2021 film directed by Claudia Llosa

Fever Dream (Distancia de rescate) is a 2021 psychological thriller film directed by Claudia Llosa from a screenplay that she co-wrote with Samanta Schweblin, based on Schweblin's 2014 novel of the same name. The film stars María Valverde, Dolores Fonzi, German Palacios, Guillermo Pfening and Emilio Vodanovich.

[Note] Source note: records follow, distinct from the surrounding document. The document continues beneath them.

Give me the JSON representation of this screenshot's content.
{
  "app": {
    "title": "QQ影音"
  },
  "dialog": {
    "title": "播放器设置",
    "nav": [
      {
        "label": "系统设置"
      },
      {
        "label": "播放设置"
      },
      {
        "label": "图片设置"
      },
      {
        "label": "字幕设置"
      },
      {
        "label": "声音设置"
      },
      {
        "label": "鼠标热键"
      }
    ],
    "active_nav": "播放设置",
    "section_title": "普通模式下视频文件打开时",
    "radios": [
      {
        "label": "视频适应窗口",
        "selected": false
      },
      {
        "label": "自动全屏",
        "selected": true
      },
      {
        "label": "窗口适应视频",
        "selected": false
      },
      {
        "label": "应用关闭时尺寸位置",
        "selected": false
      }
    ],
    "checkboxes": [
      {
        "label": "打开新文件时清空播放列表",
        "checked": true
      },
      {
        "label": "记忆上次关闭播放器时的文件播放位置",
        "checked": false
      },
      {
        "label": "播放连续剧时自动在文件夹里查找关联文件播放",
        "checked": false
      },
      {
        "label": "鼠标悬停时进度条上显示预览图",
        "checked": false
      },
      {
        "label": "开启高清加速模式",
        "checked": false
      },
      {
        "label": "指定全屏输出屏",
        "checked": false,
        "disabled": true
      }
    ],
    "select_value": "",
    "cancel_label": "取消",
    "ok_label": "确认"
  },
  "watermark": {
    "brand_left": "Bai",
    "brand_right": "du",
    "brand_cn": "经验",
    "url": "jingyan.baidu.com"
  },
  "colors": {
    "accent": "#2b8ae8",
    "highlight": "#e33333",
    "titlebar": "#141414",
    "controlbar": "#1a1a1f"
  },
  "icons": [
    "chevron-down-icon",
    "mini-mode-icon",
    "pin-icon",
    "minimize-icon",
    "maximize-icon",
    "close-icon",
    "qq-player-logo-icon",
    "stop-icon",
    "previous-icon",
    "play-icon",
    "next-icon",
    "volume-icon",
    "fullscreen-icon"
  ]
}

The film had its world premiere at the 69th San Sebastián International Film Festival on September 20, 2021. It was released in select theaters in the United States on October 6, 2021, and on Netflix on October 13, 2021.

==Plot==
A woman named Amanda arrives in a quiet rural town in Argentina with her daughter Nina to spend a few days on vacation. Next to their rented house lives Carola and her son David. The two women develop a close friendship, but Amanda soon realizes that things are not as they appear to be.

==Cast==
- María Valverde as Amanda
- Dolores Fonzi as Carola
- German Palacios as Omar
- Guillermo Pfening as Marco
- Emilio Vodanovich as David
- Guillermina Sorribes Liotta as Nina
- Marcelo Michinaux as David
- Cristina Banegas

==Production==
In December 2018, Netflix announced that it would produce a film version of the novel Fever Dream by Samanta Schweblin and directed by the Peruvian director Claudia Llosa. Filming, by the production companies Gran Via Productions and Fábula, began in Chile in early 2019.

==Reception==
On Rotten Tomatoes, the film holds an approval rating of 72% based on 39 reviews, with an average rating of 6.5/10. The site's critics consensus reads: "The meaning of this alluring drama can feel as elusive as a Fever Dream, but it's steadily absorbing and consistently difficult to look away." On Metacritic, the film has a weighted average score of 75 out of 100, based on 9 critics, indicating "generally favorable" reviews.